In a meeting on Oct. 18, Woodard and others met with the South Carolina Department of Insurance to discuss 
the future of the initiative. The arrangement between Mid Carolina and the centers poses no problems as it is simply a third party arrangement. What the DOI is mulling over, said Woodard, is the idea of an employer packaging the program along with indemnity coverage. The DOI wants to make sure this doesn’t open the door to some “fly by night plan,” that steps up to offer such coverage, Woodard said. 

The second issue the DOI is exploring is the idea of an employer partnering with the community health centers 
under a monthly capitation schedule, an arrangement of interest to at least one small business owner in South Carolina.

On both questions DOI has “promised fast turn around,” said Woodard. As far as bundling the plans with a catastrophic plan, DOI would most likely need to become involved. 

Coming Full Circle. Though arrangements between businesses and community groups are viable ways to provide
primary and preventive care, increasing access to care will in itself lead to lower insurance premiums, said Woodard

“We think it can really help in the long run. If we can get people in a healthier state and improve health outcomes and decrease hospitalization, for example, and if we can actually get people into care, we hope insurance companies will look at offering employers better rates,” she said.

The only drawback to the arrangements is the possibility of overloading the health clinics, but so far this hasn’t happened and is more like a problem the chamber would like to have, said Knapp. 
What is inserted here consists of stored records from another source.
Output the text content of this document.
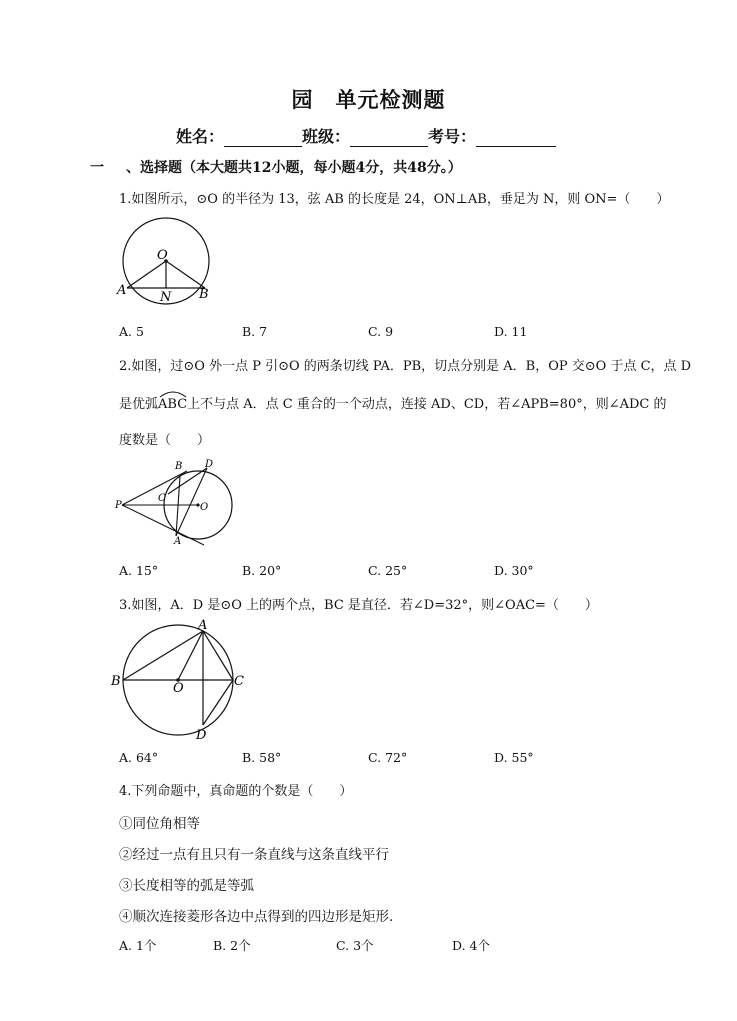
园 单元检测题
姓名：	班级：	考号：
一 、选择题（本大题共12小题，每小题4分，共48分。）
1.如图所示，⊙O 的半径为 13，弦 AB 的长度是 24，ON⊥AB，垂足为 N，则 ON=（　　）
O
A	N B
A. 5	B. 7	C. 9	D. 11
2.如图，过⊙O 外一点 P 引⊙O 的两条切线 PA．PB，切点分别是 A．B，OP 交⊙O 于点 C，点 D
是优弧
ABC上不与点 A．点 C 重合的一个动点，连接 AD、CD，若∠APB=80°，则∠ADC 的
度数是（　　）
B D
P
C
O
A
A. 15°	B. 20°	C. 25°	D. 30°
3.如图，A．D 是⊙O 上的两个点，BC 是直径．若∠D=32°，则∠OAC=（　　）
A
B	O	C
D
A. 64°	B. 58°	C. 72°	D. 55°
4.下列命题中，真命题的个数是（　　）
①同位角相等
②经过一点有且只有一条直线与这条直线平行
③长度相等的弧是等弧
④顺次连接菱形各边中点得到的四边形是矩形．
A. 1个	B. 2个	C. 3个	D. 4个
From Knapp’s point of view, the pilot with Mid Carolina Steel reveals two important things about the healthcare market,

“First, this is an affordable way of doing business. Second, it also shows that people do not abuse primary healthcare even when it is virtually free.”

OUTLOOK: Though the initiative created by the South Carolina Small Business Chamber in partnership with the Primary Health Care Association is a bold move, it is in many ways an obvious one. The initiative makes good sense and makes excellent use of an already existing healthcare infrastructure. Watch for more small businesses (if they are smart) to create similar programs for their employees.